Inter View 水木×T.TAKANO 2009.April at R・Gerant
水木くんとの出会いは数年ほど前。
偶然居合わせたPasta-ENZOで、突然、ライブが始まりました。
ギター一本、少しハスキーで低く、渋い声の持ち主。
それがCornel。
水木くんとの付き合いはそれからです。
あの日、ミュージシャン、Cornel(コーネル)としての彼の歌に心を動かされたのをいまだに覚えています。
この度、初めて水木くんと、さしで飲む機会に恵まれました。
彼の歌&ウェブマガジン、CENTRO(セントロ)に共通して言えることですが、
「粋」だけど「等身大」
という感じがして、すごく好感が持てます。
インタビューのこの日、彼と話しをしている中で、彼の魅力のなぞが少しだけ解けました。
昔、10年くらい前にユナイテッド・フューチャー・オーガニゼーション在籍時の松浦俊夫さんに、あまりにも松浦さんがかっこいいのでメールを出したそうです。
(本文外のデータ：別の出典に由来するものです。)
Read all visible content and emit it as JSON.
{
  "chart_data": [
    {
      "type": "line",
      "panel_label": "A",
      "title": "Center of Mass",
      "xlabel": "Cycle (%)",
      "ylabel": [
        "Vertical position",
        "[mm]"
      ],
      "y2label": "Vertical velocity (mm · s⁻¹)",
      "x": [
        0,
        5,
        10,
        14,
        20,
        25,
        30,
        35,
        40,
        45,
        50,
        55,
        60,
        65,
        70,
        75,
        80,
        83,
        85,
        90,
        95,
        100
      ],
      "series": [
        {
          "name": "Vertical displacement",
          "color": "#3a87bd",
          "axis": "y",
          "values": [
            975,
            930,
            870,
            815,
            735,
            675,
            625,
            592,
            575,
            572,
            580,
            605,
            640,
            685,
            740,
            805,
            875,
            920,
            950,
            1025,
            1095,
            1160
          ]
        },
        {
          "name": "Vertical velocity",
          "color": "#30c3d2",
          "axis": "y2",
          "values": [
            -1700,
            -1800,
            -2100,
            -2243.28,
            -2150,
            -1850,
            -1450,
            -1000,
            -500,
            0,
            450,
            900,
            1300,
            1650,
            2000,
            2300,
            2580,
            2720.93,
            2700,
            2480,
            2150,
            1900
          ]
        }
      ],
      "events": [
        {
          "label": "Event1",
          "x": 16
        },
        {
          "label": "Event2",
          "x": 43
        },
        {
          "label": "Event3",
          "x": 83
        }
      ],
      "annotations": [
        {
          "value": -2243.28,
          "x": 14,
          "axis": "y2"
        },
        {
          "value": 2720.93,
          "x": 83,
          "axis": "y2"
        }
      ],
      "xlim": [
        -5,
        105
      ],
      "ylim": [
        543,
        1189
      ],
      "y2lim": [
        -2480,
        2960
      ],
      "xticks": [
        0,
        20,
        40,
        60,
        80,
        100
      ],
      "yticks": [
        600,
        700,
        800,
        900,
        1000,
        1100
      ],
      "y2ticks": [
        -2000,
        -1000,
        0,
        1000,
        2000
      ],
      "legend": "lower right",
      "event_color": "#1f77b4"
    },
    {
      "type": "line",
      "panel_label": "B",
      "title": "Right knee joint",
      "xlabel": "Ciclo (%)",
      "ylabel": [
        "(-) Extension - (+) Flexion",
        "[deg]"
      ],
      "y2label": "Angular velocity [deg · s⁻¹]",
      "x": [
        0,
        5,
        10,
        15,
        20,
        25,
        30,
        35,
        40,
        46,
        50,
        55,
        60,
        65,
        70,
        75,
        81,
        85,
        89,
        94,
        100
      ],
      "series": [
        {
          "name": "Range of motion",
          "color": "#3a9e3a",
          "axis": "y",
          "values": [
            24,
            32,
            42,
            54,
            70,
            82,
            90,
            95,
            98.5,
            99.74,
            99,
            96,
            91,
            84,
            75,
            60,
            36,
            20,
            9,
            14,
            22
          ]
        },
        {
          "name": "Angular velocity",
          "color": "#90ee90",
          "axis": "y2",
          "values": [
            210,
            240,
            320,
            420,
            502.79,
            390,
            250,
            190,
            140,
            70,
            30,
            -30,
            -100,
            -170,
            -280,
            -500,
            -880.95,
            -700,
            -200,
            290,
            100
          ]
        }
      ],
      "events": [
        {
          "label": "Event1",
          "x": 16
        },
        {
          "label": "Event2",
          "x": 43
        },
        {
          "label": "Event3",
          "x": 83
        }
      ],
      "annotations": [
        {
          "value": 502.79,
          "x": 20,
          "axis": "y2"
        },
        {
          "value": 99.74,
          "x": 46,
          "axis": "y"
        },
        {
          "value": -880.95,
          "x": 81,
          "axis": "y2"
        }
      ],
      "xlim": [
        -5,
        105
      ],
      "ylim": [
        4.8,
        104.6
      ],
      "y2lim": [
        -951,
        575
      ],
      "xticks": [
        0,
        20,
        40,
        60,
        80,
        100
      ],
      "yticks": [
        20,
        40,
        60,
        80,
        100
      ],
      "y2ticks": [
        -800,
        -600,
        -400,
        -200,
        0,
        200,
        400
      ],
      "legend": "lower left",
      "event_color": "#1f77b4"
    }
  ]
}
「男の先輩として、松浦さんのように男前になるにはどうしたらいいですか?みたいなヤボな質問したんですよ。」
と彼がはにかみながら語っていました。
その質問に松浦さんはビシっとメールを返してくれたそうです。
「等身大を踏まえた背伸び」
だと。
彼と話しをしていると、正にその男前を前にしているような感覚に陥ります。
近々、ミュージシャンCornelとして、CDデビューも決定しているようです。
新たに動き出したHiroshima Web Magazine CENTROと共に、彼の今後の活躍に期待したいと思います。